TALES FROM THE TRAILS
Mention Loxahatchee Groves, and most people conjure up images of dusty unpaved roads, horses, nurseries and… an art gallery?
Tucked away on two-and-a-half rustically landscaped acres at 14281 Collecting Canal Road, between D Road and E Road, is Gisela Pferdekamper’s art gallery. She recently held a gift show and sale there on Sunday, Nov. 15.
“We had a lovely time,” Gisela said. “About 40 people showed up. We sold a few pieces.”
The gallery used to be a barn, and now houses the large gallery room along with a back room that serves as Gisela’s studio. She paints, sculpts and works in clay and ceramics. She is perhaps best known for her “fat mare” paintings, which always have a comic aspect, but also makes ceramic bowls, statues and figurines, tagines and decorative tiles. I’m a big fan of her work and couldn’t resist buying a colorful rooster sculpture, along with a white ceramic tile featuring a horse in extended trot.
Gisela’s vision is to have a real art gallery, open year-round, where people are welcome to drop by and see quality artwork and handmade jewelry. She currently displays works by a number of local and nationally recognized artists.
Gisela met Angel Rhoades last year and asked her to invite some of her clients to exhibit. President of Angels International, Angel has a large network of clients, experts and professionals throughout the art world. An expert in the field, Angel has worked with rare master works of art, collections of all magnitudes, and true living master artists of our era.
Canadian David Lloyd Glover has shown his Impressionistic landscapes in major galleries all over the world. You can feel his love of natural settings and elegant gardens in the richly colored oil paintings. He’s also created a series of “Icons of American Pop Culture” for a Beverly Hills gallery, which includes portraits of Mick Jagger, John Lennon, Elvis and John Wayne.
Michael Mitcalf creates really interesting pieces using recycled material. His works always include unusual three-dimensional aspects, and his sculptures make you smile. There are parts of violins attached to canvases, and a duck on a skateboard. “His work is very interesting to look at,” Gisela said. “There’s a lot of interesting details, strangely put together.”
Melinda Moore lives in Palm Beach Gardens but has spent much of her life traveling and living abroad, her camera her constant companion. She enjoys adding personal, slightly surreal alternative techniques, using texture montage and composite. Melinda has received many awards, and her works are exhibited in universities and museums, and are in numerous private collections. I admired her collection of prints featuring birds in natural settings, manipulated to look like paintings, and found them truly exceptional. The next time I visit, I’m going to buy a few.
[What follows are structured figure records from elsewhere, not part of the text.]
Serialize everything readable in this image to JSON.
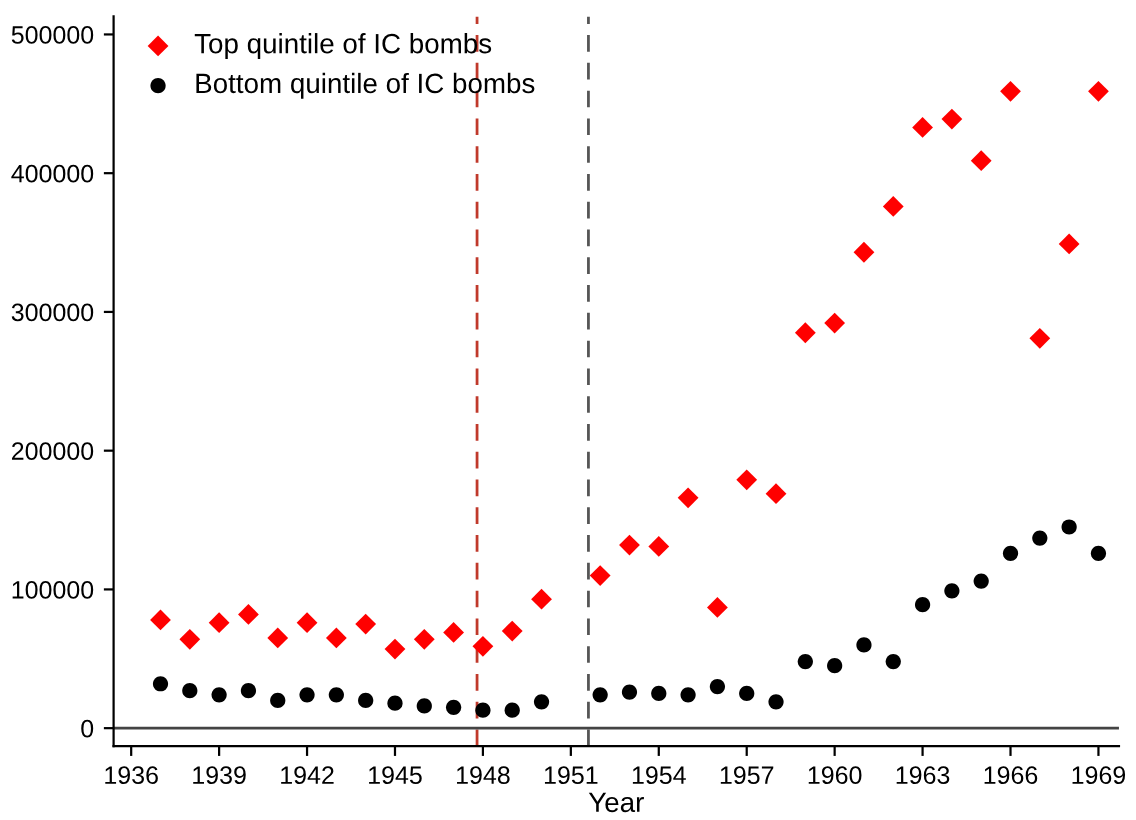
{
  "chart_data": {
    "type": "scatter",
    "xlabel": "Year",
    "x": [
      1937,
      1938,
      1939,
      1940,
      1941,
      1942,
      1943,
      1944,
      1945,
      1946,
      1947,
      1948,
      1949,
      1950,
      1952,
      1953,
      1954,
      1955,
      1956,
      1957,
      1958,
      1959,
      1960,
      1961,
      1962,
      1963,
      1964,
      1965,
      1966,
      1967,
      1968,
      1969
    ],
    "series": [
      {
        "name": "Top quintile of IC bombs",
        "color": "#ff0000",
        "marker": "diamond",
        "values": [
          78000,
          64000,
          76000,
          82000,
          65000,
          76000,
          65000,
          75000,
          57000,
          64000,
          69000,
          59000,
          70000,
          93000,
          110000,
          132000,
          131000,
          166000,
          87000,
          179000,
          169000,
          285000,
          292000,
          343000,
          376000,
          433000,
          439000,
          409000,
          459000,
          281000,
          349000,
          459000
        ]
      },
      {
        "name": "Bottom quintile of IC bombs",
        "color": "#000000",
        "marker": "circle",
        "values": [
          32000,
          27000,
          24000,
          27000,
          20000,
          24000,
          24000,
          20000,
          18000,
          16000,
          15000,
          13000,
          13000,
          19000,
          24000,
          26000,
          25000,
          24000,
          30000,
          25000,
          19000,
          48000,
          45000,
          60000,
          48000,
          89000,
          99000,
          106000,
          126000,
          137000,
          145000,
          126000
        ]
      }
    ],
    "xlim": [
      1935.4,
      1969.7
    ],
    "xticks": [
      1936,
      1939,
      1942,
      1945,
      1948,
      1951,
      1954,
      1957,
      1960,
      1963,
      1966,
      1969
    ],
    "ylim": [
      -13000,
      513000
    ],
    "yticks": [
      0,
      100000,
      200000,
      300000,
      400000,
      500000
    ],
    "ref_lines": [
      {
        "axis": "x",
        "value": 1947.8,
        "color": "#c0392b",
        "line_style": "dashed"
      },
      {
        "axis": "x",
        "value": 1951.6,
        "color": "#555555",
        "line_style": "dashed"
      },
      {
        "axis": "y",
        "value": 0,
        "color": "#444444",
        "line_style": "solid"
      }
    ],
    "grid": false,
    "legend": "top left"
  }
}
I also enjoyed Rollin McGrail’s colorful and amusing drawings, including the poster for the 2014 Central Park Horse Show. A local artist who lives in Wellington, her work is instantly recognizable. Her style is agile, playful, formal and wry. She has shown in galleries from Paris to New York, not to mention West Palm Beach and Wellington. Rollin has had weekly illustrations for years in The New York Times and The Washington Post, and has made frequent contributions to Vanity Fair, Newsweek, Forbes, U.S. News & World Report, Glamour, Esquire, GQ, Vogue and more. Prints and books of her works are available. “She has a good sense of humor,” Gisela said.
Other exhibitors include Emma and Jose Rojas, both of whom create lovely handmade jewelry; Jackie Harris, who makes whimsical horse sculptures; and Betty Wilson, who creates natural Florida-themed watercolors and interesting glass mobiles of faces and dolphins. “She melts glass in her kiln,” Gisela explained.
And, naturally, there are also Gisela’s offerings, including life-sized fiberglass horses, which can be painted to reflect any theme.
“My goal is to have an interesting gallery offering a wide array of different kinds of works,” Gisela said. “We have something for everyone. It’s a great place to find a unique gift, and prices start as low as $20 for small pieces. A lot of it is horse-themed, and all of it is interesting to look at. You’ll see the same quality as you would at a big New York City gallery. We have pieces for all tastes and budgets.”